VOLATILE markets offer the opportunity for big gains and the risk of big losses.

Robert I. Webb, professor of finance at the McIntire School of Commerce at the University of Virginia, said the trick is to focus on the catalysts that spark wild stock gyrations.

In his most recent book “Shock Markets: Trading Lessons for Volatile Times,” co-authored with Alexander Webb, he discusses the triggers of sudden jumps or breaks in prices, using real-life examples.

During a recent trip to China, Professor Webb sat down with Shanghai Daily and shared his views on understanding market shocks.

Q: You’ve said a number of factors, ranging from government actions to central bank moves, can lead to market volatility. So is the market predicable?
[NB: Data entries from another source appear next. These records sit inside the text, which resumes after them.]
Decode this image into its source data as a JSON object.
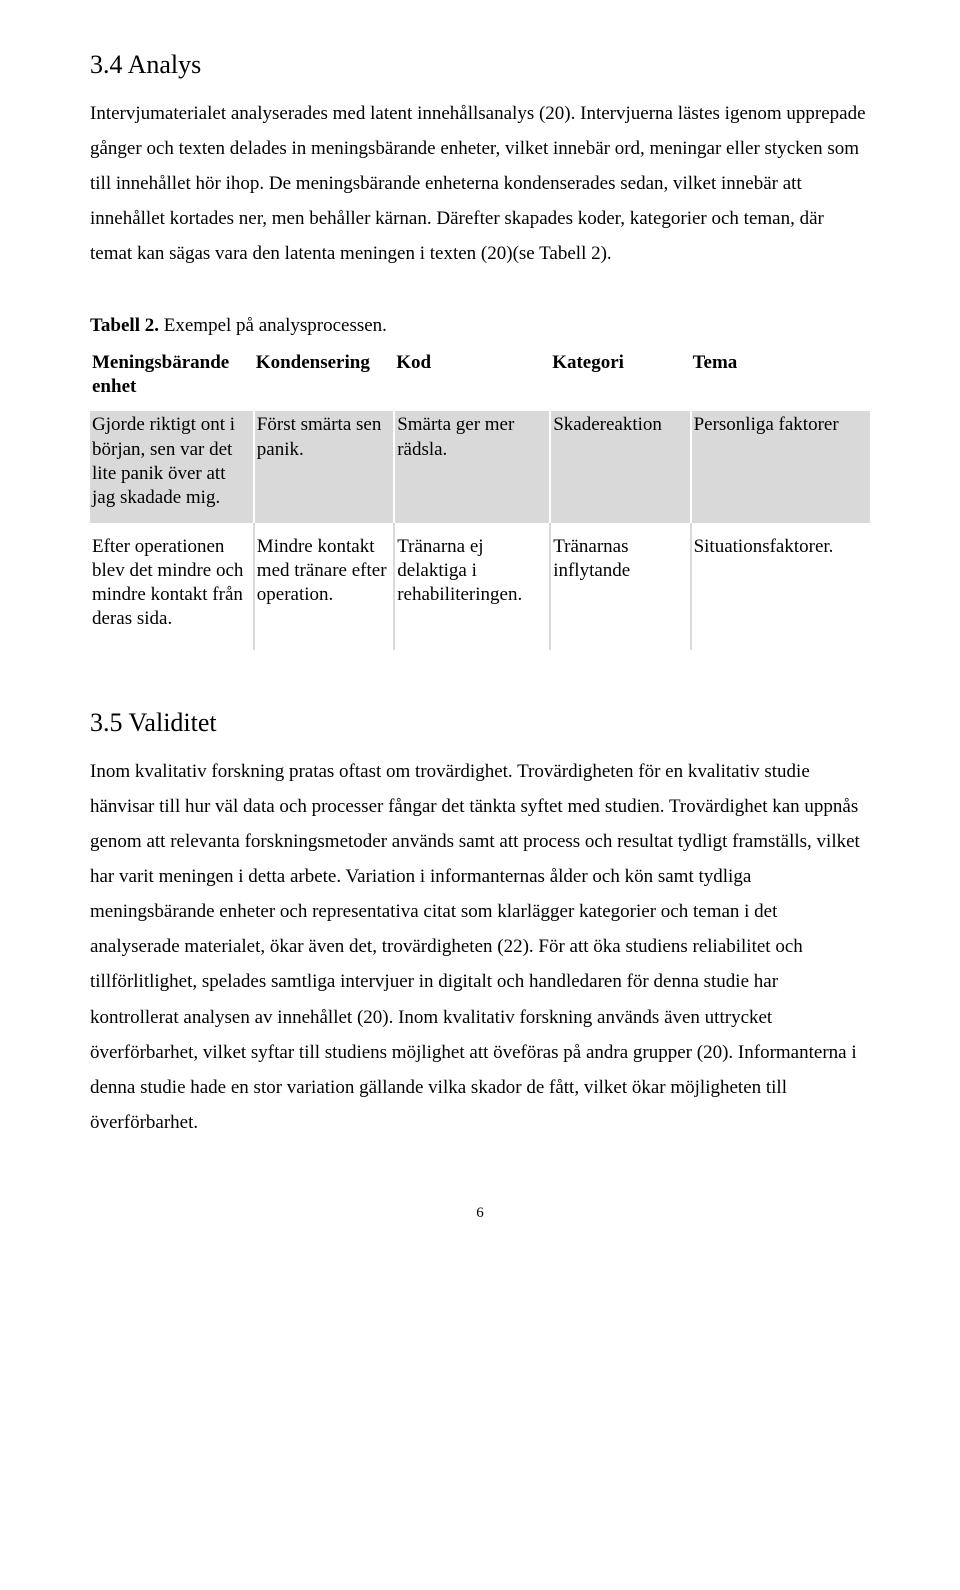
{
  "section1": {
    "heading": "3.4 Analys",
    "para1": "Intervjumaterialet analyserades med latent innehållsanalys (20). Intervjuerna lästes igenom upprepade gånger och texten delades in meningsbärande enheter, vilket innebär ord, meningar eller stycken som till innehållet hör ihop. De meningsbärande enheterna kondenserades sedan, vilket innebär att innehållet kortades ner, men behåller kärnan. Därefter skapades koder, kategorier och teman, där temat kan sägas vara den latenta meningen i texten (20)(se Tabell 2)."
  },
  "table": {
    "caption_strong": "Tabell 2.",
    "caption_rest": " Exempel på analysprocessen.",
    "headers": [
      "Meningsbärande enhet",
      "Kondensering",
      "Kod",
      "Kategori",
      "Tema"
    ],
    "rows": [
      {
        "cells": [
          "Gjorde riktigt ont i början, sen var det lite panik över att jag skadade mig.",
          "Först smärta sen panik.",
          "Smärta ger mer rädsla.",
          "Skadereaktion",
          "Personliga faktorer"
        ]
      },
      {
        "cells": [
          "Efter operationen blev det mindre och mindre kontakt från deras sida.",
          "Mindre kontakt med tränare efter operation.",
          "Tränarna ej delaktiga i rehabiliteringen.",
          "Tränarnas inflytande",
          "Situationsfaktorer."
        ]
      }
    ]
  },
  "section2": {
    "heading": "3.5 Validitet",
    "para1": "Inom kvalitativ forskning pratas oftast om trovärdighet. Trovärdigheten för en kvalitativ studie hänvisar till hur väl data och processer fångar det tänkta syftet med studien. Trovärdighet kan uppnås genom att relevanta forskningsmetoder används samt att process och resultat tydligt framställs, vilket har varit meningen i detta arbete. Variation i informanternas ålder och kön samt tydliga meningsbärande enheter och representativa citat som klarlägger kategorier och teman i det analyserade materialet, ökar även det, trovärdigheten (22). För att öka studiens reliabilitet och tillförlitlighet, spelades samtliga intervjuer in digitalt och handledaren för denna studie har kontrollerat analysen av innehållet (20). Inom kvalitativ forskning används även uttrycket överförbarhet, vilket syftar till studiens möjlighet att öveföras på andra grupper (20). Informanterna i denna studie hade en stor variation gällande vilka skador de fått, vilket ökar möjligheten till överförbarhet."
  },
  "page_number": "6"
}
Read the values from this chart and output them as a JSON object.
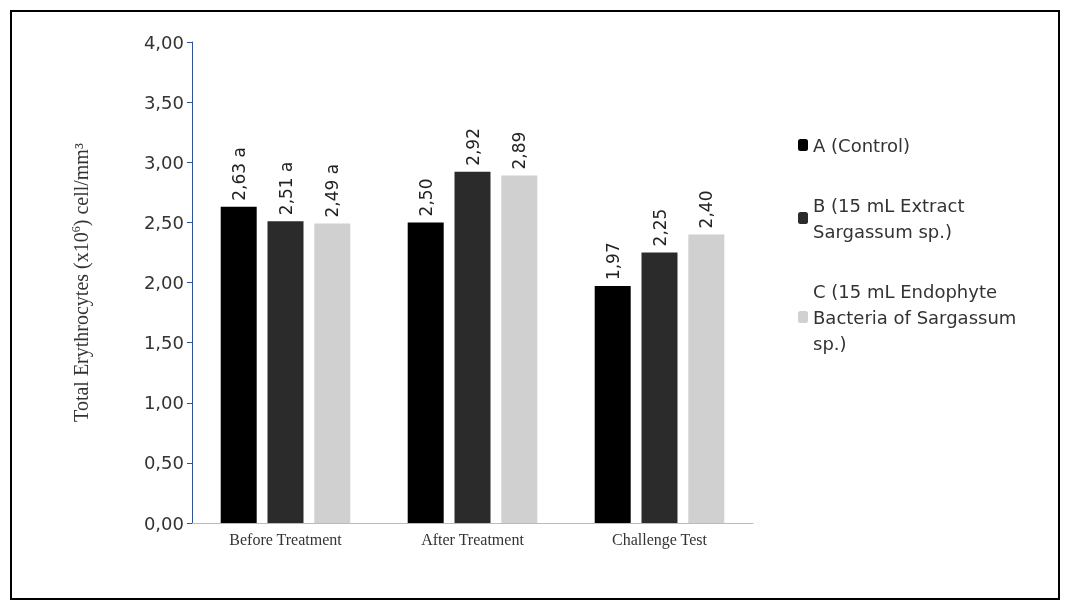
{
  "chart_data": {
    "type": "bar",
    "ylabel": "Total Erythrocytes (x10$^{6}$) cell/mm³",
    "categories": [
      "Before Treatment",
      "After Treatment",
      "Challenge Test"
    ],
    "series": [
      {
        "name": "A (Control)",
        "color": "#000000",
        "values": [
          2.63,
          2.5,
          1.97
        ],
        "value_labels": [
          "2,63 a",
          "2,50",
          "1,97"
        ]
      },
      {
        "name": "B (15 mL Extract Sargassum sp.)",
        "color": "#2b2b2b",
        "values": [
          2.51,
          2.92,
          2.25
        ],
        "value_labels": [
          "2,51 a",
          "2,92",
          "2,25"
        ]
      },
      {
        "name": "C (15 mL Endophyte Bacteria of Sargassum sp.)",
        "color": "#d0d0d0",
        "values": [
          2.49,
          2.89,
          2.4
        ],
        "value_labels": [
          "2,49 a",
          "2,89",
          "2,40"
        ]
      }
    ],
    "ylim": [
      0,
      4
    ],
    "yticks": [
      {
        "value": 0,
        "label": "0,00"
      },
      {
        "value": 0.5,
        "label": "0,50"
      },
      {
        "value": 1,
        "label": "1,00"
      },
      {
        "value": 1.5,
        "label": "1,50"
      },
      {
        "value": 2,
        "label": "2,00"
      },
      {
        "value": 2.5,
        "label": "2,50"
      },
      {
        "value": 3,
        "label": "3,00"
      },
      {
        "value": 3.5,
        "label": "3,50"
      },
      {
        "value": 4,
        "label": "4,00"
      }
    ],
    "grid": false,
    "legend": "right"
  }
}
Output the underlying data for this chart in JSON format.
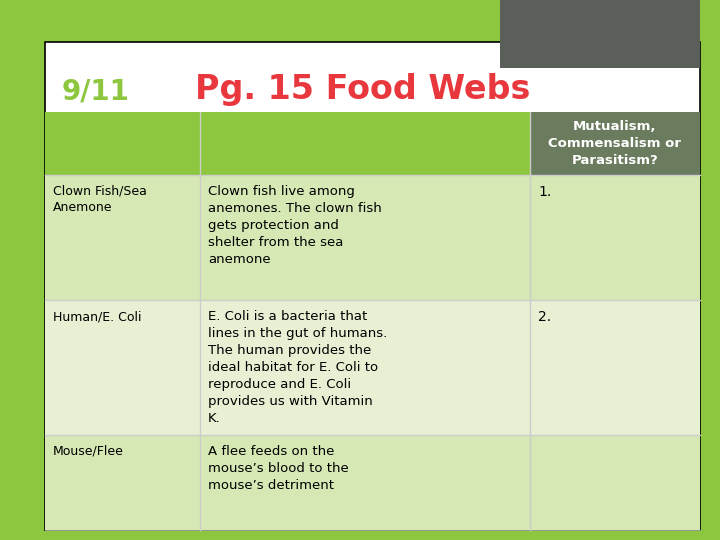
{
  "title_date": "9/11",
  "title_main": "Pg. 15 Food Webs",
  "bg_color": "#8dc63f",
  "white_panel_color": "#ffffff",
  "header_green": "#8dc63f",
  "header_col3_color": "#6b7c5e",
  "header_text": "Mutualism,\nCommensalism or\nParasitism?",
  "date_color": "#8dc63f",
  "title_color": "#e8383e",
  "dark_rect_color": "#5a5f5a",
  "row_bg_alt1": "#d6e8b4",
  "row_bg_alt2": "#e8f0d4",
  "border_color": "#000000",
  "grid_color": "#cccccc",
  "rows": [
    {
      "col1": "Clown Fish/Sea\nAnemone",
      "col2": "Clown fish live among\nanemones. The clown fish\ngets protection and\nshelter from the sea\nanemone",
      "col3": "1."
    },
    {
      "col1": "Human/E. Coli",
      "col2": "E. Coli is a bacteria that\nlines in the gut of humans.\nThe human provides the\nideal habitat for E. Coli to\nreproduce and E. Coli\nprovides us with Vitamin\nK.",
      "col3": "2."
    },
    {
      "col1": "Mouse/Flee",
      "col2": "A flee feeds on the\nmouse’s blood to the\nmouse’s detriment",
      "col3": ""
    }
  ],
  "figsize": [
    7.2,
    5.4
  ],
  "dpi": 100
}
A: We certainly don’t contend that we give readers an advantage in predicting market prices in general. But we do believe that when an event occurs, there is an opportunity to react, and sometimes the amount of time a trader has to put on a position can be substantial. Case in point: In his election campaign, then candidate Shinzo Abe argued that he had a plan to restructure the Japanese economy. Of the “three arrows” he proposed, devaluation of the yen was the most important. When the campaign was in full swing, the currency was trading at around 75 yen to the dollar. After the Liberal Democratic Party, which Abe heads, and its coalition partner Komeito won, the currency depreciate to around 90 yen in late December. There was a plenty of time for market participants to get into that trade. Indeed, the yen later depreciated to almost 130 yen to the dollar.

Moreover, the effects of the government-induced decline in the yen were not confined to the forex market. Experience suggests that if a country devalues its currency, equities in that country will rise in value.

Q: China’s equity market is frequently compared to a casino because it seems to be driven by irrational behavior. How can one approach it in a rational way?

A: If you enter a casino, you can still behave rationally. There is a speculative dimension to every market around the world — and a non-speculative dimension. A market participant has to determine which part is dominant at any given moment. If a person is fearful of the casino per se, then one approach is simply to stay out of the stock market and invest elsewhere. But there are a variety of other factors that can push investors and traders to the marketplace. For example, when the interest rate is close to zero or in some cases negative, investors who are close to retirement are effectively being encouraged by governments to take riskier bets because of a lack of alternatives for their savings. I’m not saying that’s the case in China, but I am saying the same type of calculus applies to investor decision-making — namely, how much risk does an investor want to take?

Q: China’s stock market went through a boom-and-bust cycle last year. Chinese investors, especially retail investors who dominate the market, suffered losses. What lesson can we draw from that route and what advice can you offer Chinese investors?

A: Individuals should not invest on the belief that the government will step in to protect private investors. Rather, they should invest on the basis of whether a company represents value for price. They have to make that trade-off decision between risk and expected return.

Is investing in equities worth the risk associated with it? One of the things that happens in the marketplace is that the market tends to aggregate the information that different individuals have. As a result, the market price on average tends to be a fair price. I am not advocating that individuals should place bets without any knowledge of what they’re betting on. They should do their research and make informed decisions. What I am saying is that, to the extent the market price reflects available information, investors who decide they have made a mistake can get out at the current bid price. In a well-functioning market, the bid-offer spread is narrow, and you have that opportunity to get out as well as to get in. You’re not constrained to hold your investments forever.

There is a fundamental rule of trading: Cut your losses short and let your profits run. One of the difficulties of trading is that the rules are very simple, but internalizing them is very hard.